One of the main approaches that Marketou proposes is futuring, practices that bring actors to-gether around one or more speculative futures and through critical thinking and dialogue they share specific directions for action. The exhibition includes photographs and artifacts that came from the aforementioned meetings utilizing various futuring techniques. The works differ in their materiality, sometimes they consist of plasticine, fabric, paper and sometimes of legumes, shells, oysters and other materials, the majority of which are organic, non-polluting and do not submit to the extractive economy. Also, an immersive video installation with short interviews conducted with the meeting facilitators and selected documentation from the meetings is presented along with an installation of nine hanging banners printed with short poems created by the participants of the workshop Water Time led by Dimitra Ioannou.
Furthermore, Marketou places great emphasis on the body, on embodied and situated knowledge. Here, the body represents an important scale of analysis of space, our closest geography, a scale that resists the privileging of abstraction at the expense of lived experiences. Each body is both space and has its space; it produces space and is produced in space (Simonsen, 2003). With an interartistic attitude, Marketou, inspired by the poetry of Nathalie Diaz and more specifically her poem “The first water is the body”, is forming a political space for all bodies of water with oysters as protagonists. Thus, in a parallel outdoor event at Vlycha on September 22, 2023, she realizes a public sculptural intervention entitled The Hatchery using tabby, a mixture of oyster shells, sand, algae and water. The Hatchery deals with the filtering effect oysters have on water and proposes a poetic interpretation of underwater habitats inspired by the architecture of oysters, meaning a complex function that involves the purification of polluted waters and ensures the ecological well-being of seawater.
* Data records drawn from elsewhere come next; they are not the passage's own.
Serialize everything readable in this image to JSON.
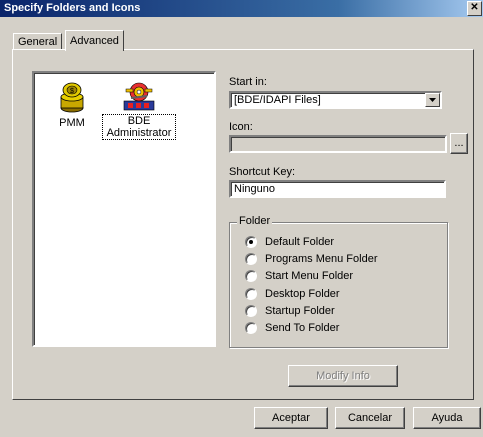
{
  "window": {
    "title": "Specify Folders and Icons",
    "close_glyph": "✕"
  },
  "tabs": [
    {
      "label": "General"
    },
    {
      "label": "Advanced"
    }
  ],
  "icon_list": {
    "items": [
      {
        "label": "PMM",
        "icon": "coin-stack-icon"
      },
      {
        "label": "BDE Administrator",
        "icon": "bde-gear-icon"
      }
    ]
  },
  "start_in": {
    "label": "Start in:",
    "value": "[BDE/IDAPI Files]"
  },
  "icon_field": {
    "label": "Icon:",
    "value": "",
    "browse_label": "..."
  },
  "shortcut_key": {
    "label": "Shortcut Key:",
    "value": "Ninguno"
  },
  "folder_group": {
    "title": "Folder",
    "options": [
      {
        "label": "Default Folder",
        "checked": true
      },
      {
        "label": "Programs Menu Folder",
        "checked": false
      },
      {
        "label": "Start Menu Folder",
        "checked": false
      },
      {
        "label": "Desktop Folder",
        "checked": false
      },
      {
        "label": "Startup Folder",
        "checked": false
      },
      {
        "label": "Send To Folder",
        "checked": false
      }
    ]
  },
  "modify_info_label": "Modify Info",
  "footer": {
    "ok_label": "Aceptar",
    "cancel_label": "Cancelar",
    "help_label": "Ayuda"
  }
}
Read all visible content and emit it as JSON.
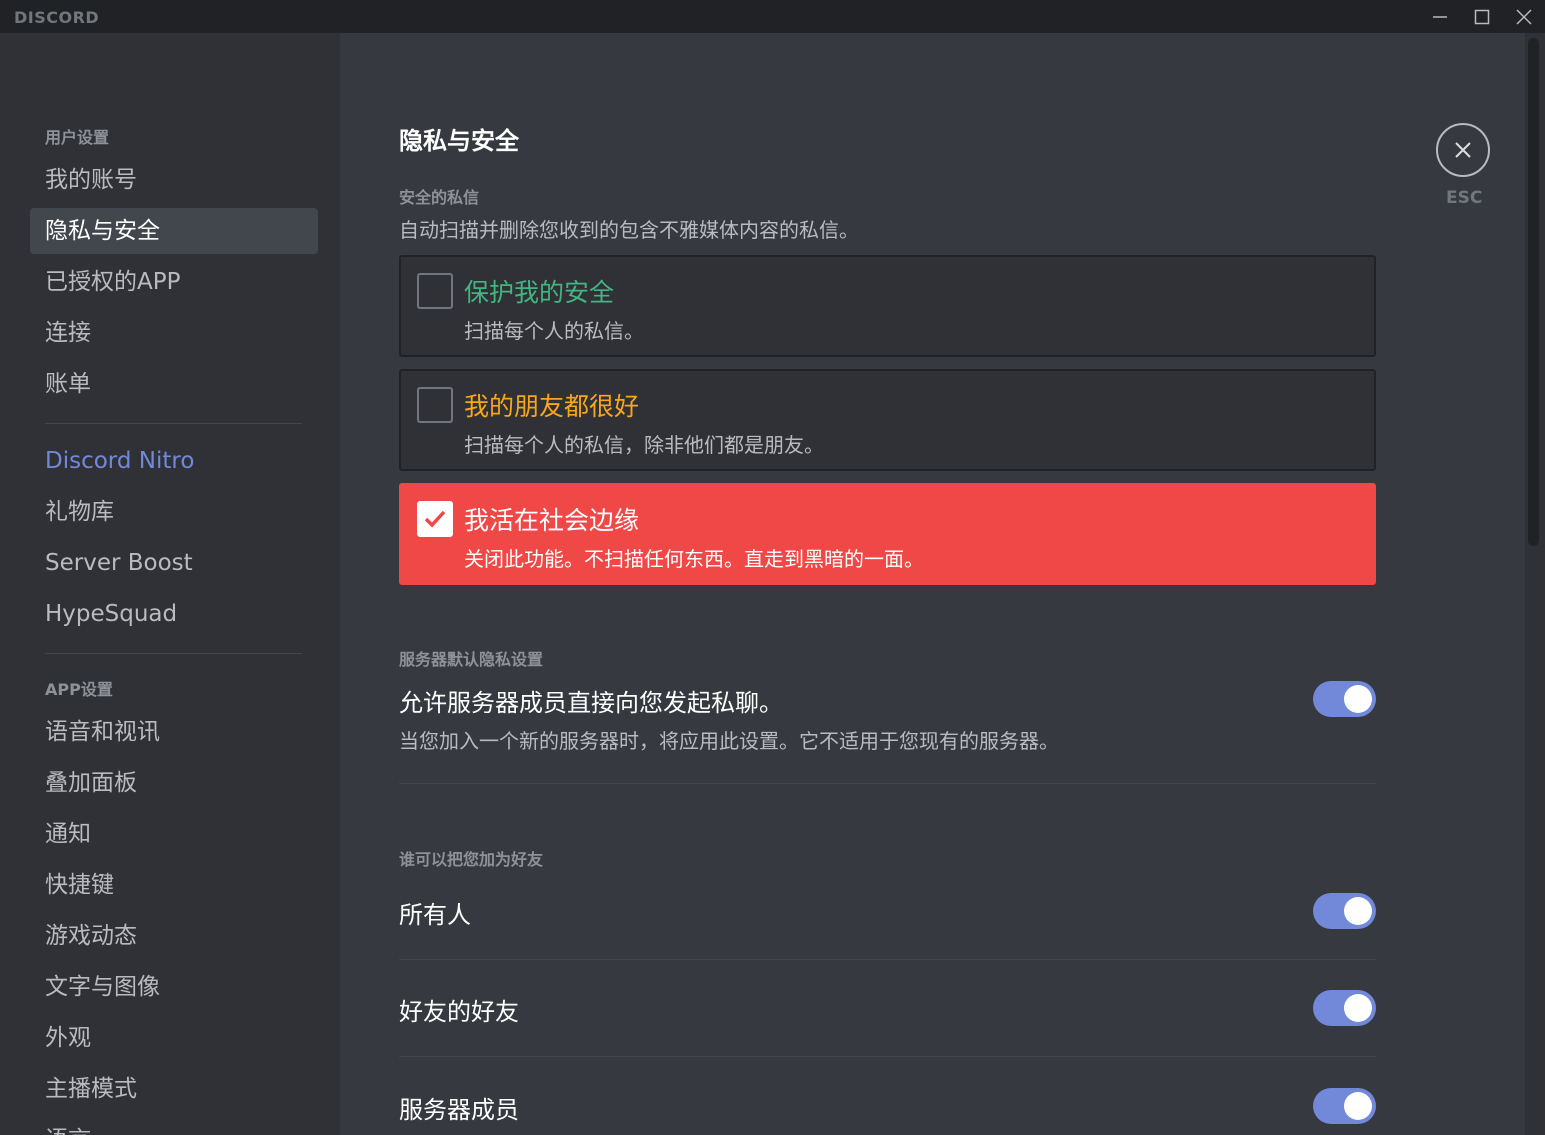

Finally, the exhibition is accompanied by a special printed publication entitled “A Speculative Manifesto for – and from the Water of Elefsina”, as a result of an οn-site and interdisciplinary research that includes, among other texts by the guests of the meeting, a comprehensive manifesto, a written declaration for and from the water of Elefsina demanding their rights by introducing the concept of personhood. The rights of nature recognize ecosystems as subjects of law and empower people and governments to defend nature’s rights for the benefit of ecosystems. The publication will be presented during a special launch on September 30, 2023.
A Speculative Manifesto for – and from the Water of Elefsina is part of Jenny Marketou’s year-long interdisciplinary research that examines ways of dealing with the climate crisis, which is linked to abusive human interventions in the environment. Marketou actively participates in the history of socially engaged and collaborative art that took shape in the ‘90s after a series of up-heavals of important conceptual and historical developments that took place in the ‘60s. After careful research, Marketou combines art and speculative design to create sculptural ecosystems using dead oysters and shells as raw and live material bringing our attention to ecological issues with focus on bodies of water. In addition, oysters not only act as water filters, sea level rise mitigators and food sources but also as a powerful metaphor for redefining both environmental and social justice. Marketou works internationally on hydropolitics: Her artistic practice is exemplified by her collaboration with scientists, activists, academics and boat builders as part of The Billion Oyster Project and the Swale Lab on Governors Island in New York, where she lives and works.